Marcel Ponseele was born in the Belgian city of Kortrijk in 1957. He studied music at the major music conservatories in Brussels, Bruges, and Ghent. It was following these student years that he turned to the study of Baroque oboe. It paid off: Ponseele was a prizewinner in the 1981 Musica Antiqua Competition held in Bruges.
Ponseele launched his career as an ensemble player in Baroque chamber groups and orchestras, many of them world-renowned like La Petite Bande, Chapelle Royale, and the Amsterdam Baroque Orchestra. He regularly played under the major early music conductors, including Ton Koopman, Philippe Herreweghe, Sigiswald Kuijken, Marc Minkowski, and John Eliot Gardiner.
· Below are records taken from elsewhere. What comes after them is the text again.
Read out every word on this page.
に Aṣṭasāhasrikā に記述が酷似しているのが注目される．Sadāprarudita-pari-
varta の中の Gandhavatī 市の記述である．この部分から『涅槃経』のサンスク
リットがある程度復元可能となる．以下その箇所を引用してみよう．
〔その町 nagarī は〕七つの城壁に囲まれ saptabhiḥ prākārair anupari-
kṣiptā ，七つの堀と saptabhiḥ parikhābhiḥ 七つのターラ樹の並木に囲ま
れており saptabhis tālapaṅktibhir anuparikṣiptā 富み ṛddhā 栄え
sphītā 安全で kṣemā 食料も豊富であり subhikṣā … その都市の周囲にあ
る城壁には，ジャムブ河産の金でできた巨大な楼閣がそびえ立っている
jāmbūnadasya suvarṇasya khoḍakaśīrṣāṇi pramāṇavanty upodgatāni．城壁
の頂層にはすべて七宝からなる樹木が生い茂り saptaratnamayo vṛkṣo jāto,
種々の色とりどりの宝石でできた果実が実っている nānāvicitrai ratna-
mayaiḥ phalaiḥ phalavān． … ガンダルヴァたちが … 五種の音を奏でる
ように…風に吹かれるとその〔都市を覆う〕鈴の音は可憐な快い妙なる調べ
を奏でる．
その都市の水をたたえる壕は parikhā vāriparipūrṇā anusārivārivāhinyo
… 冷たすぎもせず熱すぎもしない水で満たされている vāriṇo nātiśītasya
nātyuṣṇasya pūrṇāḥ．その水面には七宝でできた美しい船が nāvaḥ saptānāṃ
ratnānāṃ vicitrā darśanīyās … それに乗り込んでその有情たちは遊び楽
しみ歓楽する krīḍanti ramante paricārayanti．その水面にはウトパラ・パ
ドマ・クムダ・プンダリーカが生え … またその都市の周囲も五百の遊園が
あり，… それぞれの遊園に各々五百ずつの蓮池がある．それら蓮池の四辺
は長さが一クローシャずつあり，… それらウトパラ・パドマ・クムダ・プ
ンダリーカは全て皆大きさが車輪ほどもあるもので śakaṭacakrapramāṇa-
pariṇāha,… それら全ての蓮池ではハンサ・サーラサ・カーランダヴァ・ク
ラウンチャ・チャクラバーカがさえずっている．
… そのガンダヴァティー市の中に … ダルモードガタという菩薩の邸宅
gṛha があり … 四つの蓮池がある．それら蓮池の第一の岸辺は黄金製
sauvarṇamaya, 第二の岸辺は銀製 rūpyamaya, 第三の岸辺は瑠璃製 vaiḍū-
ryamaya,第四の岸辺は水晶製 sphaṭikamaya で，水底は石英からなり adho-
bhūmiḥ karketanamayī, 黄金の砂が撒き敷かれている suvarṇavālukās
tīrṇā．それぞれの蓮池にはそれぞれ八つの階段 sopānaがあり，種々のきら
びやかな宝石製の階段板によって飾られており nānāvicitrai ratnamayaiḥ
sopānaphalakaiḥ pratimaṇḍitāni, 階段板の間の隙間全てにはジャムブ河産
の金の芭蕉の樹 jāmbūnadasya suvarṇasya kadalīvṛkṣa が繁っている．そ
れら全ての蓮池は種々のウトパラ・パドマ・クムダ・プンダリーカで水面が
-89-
In 1988 Ponseele founded Ensemble Il Gardellino, a group named after the popular Vivaldi concerto (R90). Over the years he has become strongly identified with the group. Among its later and more critically acclaimed recordings is the 2005 CD of J.S. Bach oboe concertos, which also includes an intriguing arrangement by Ponseele of Mahler's Ruckert Lieder No. 3. Ponseele has served on the faculty of the National Conservatory of Paris for many years and, with his brother, has built oboes fashioned after eighteenth century models.